Hi all, I am new to Mamba package, I know that it has automated paralleling for different “chains” but as my data set is a huge one, I would like to distribute the iterations on different processors. Is it possible?
Welcome! I don’t know if this is possible in Mamba, but it is in Turing:
using Distributed
addprocs()
@everywhere using Distributions
@everywhere using Turing
m = 100
nn = [rand(3:100) for i in 1:m]
data = [randn(n) for n in nn] # a ragged array of data
@model function RaggedParallel(data)
μ ~ Normal(0, 5)
σ ~ Gamma(2, 2)
logliks = pmap(x -> loglikelihood(Normal(μ, σ), x), data)
Turing.@addlogprob! sum(logliks)
end
mod = RaggedParallel(data)
chn = sample(mod, PG(10), 100)
using StatsPlots
plot(chn)
Unfortunately it doesn’t seem to work with the HMC-based samplers, but for a simple model like this particle Gibbs (PG
) works ok…
Thanks @ElOceanografo, I haven’t tried Turing, But it seems a good package for running mcmc.
This is my model: in Mamba
y = Stochastic(2,
(pop, time, alpha, x, beta) →
UnivariateDistribution[(
p = invlogit(alpha * x[i, j]+beta);
Bernoulli(p)) for i in 1:time, j in 1:pop
],
false
),
Which is a hierarchical
logistic regression model, Y is binary and X is covariates.
Do you think I can apply Turing in this case?
I’m not 100% sure what your model is–the code snippet you posted seems to only have one level. Do you think you could make up a minimum working example? That said, it is definitely possible to do a (hierarchical) logistic regression in Turing. Here’s a basic example showing one way to do it:
using Turing
using Distributions
# define logistic (invlogit) function
logistic(x) = 1 / (1 + exp(-x))
# make up some fake parameters and data
npop = 2
ntime = 10
alpha_hyper = Normal(1, 2)
beta_hyper = Normal(0, 0.4)
alpha = rand(alpha_hyper, 1, 2)
beta = rand(beta_hyper, 1, 2)
x = randn(ntime, npop)
p = logistic.(alpha .* x .+ beta)
y = rand.(Bernoulli.(p))
@model function hierarchical_logistic_reg(x, y)

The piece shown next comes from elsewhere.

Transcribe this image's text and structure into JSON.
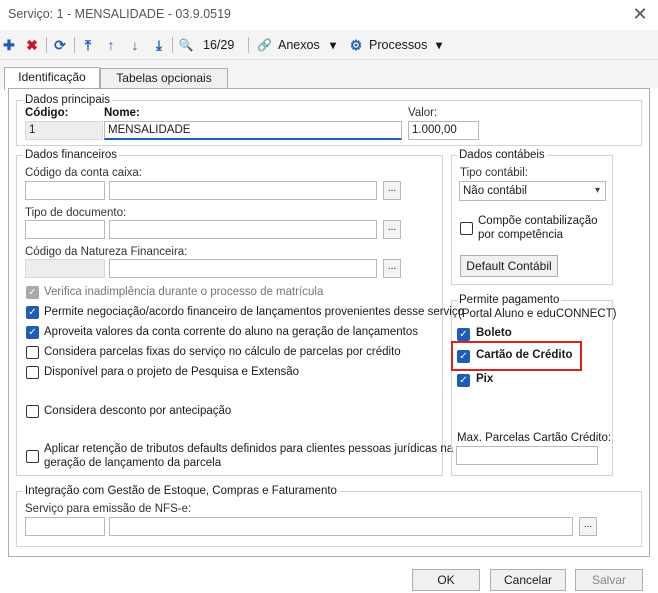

# priors on hyperparameters
mu_alpha ~ Normal(0, 5)
sigma_alpha ~ Gamma(2, 3)
mu_beta ~ Normal(0, 5)
sigma_beta ~ Gamma(2, 3)
# regression parameters
alpha ~ Normal(mu_alpha, sigma_alpha)
beta ~ Normal(mu_beta, sigma_beta)
p = logistic.(alpha .* x .+ beta)
# observation likelihood
y ~ arraydist(Bernoulli.(p))
end
model = hierarchical_logistic_reg(x, y)
chn = sample(model, NUTS(), 1000)
using StatsPlots
plot(chn)
If you’re just starting out with Bayesian modeling in Julia, I’d probably recommend using Turing–it’s a more recent and more actively developed library at this point than Mamba.
One other point about doing distributed computations inside the model: double-check that it’s actually giving you a speedup compared to serial computation. For the example I gave above, the overhead of doing the parallel likelihood calculations actually make that approach slower than a simpler serial version.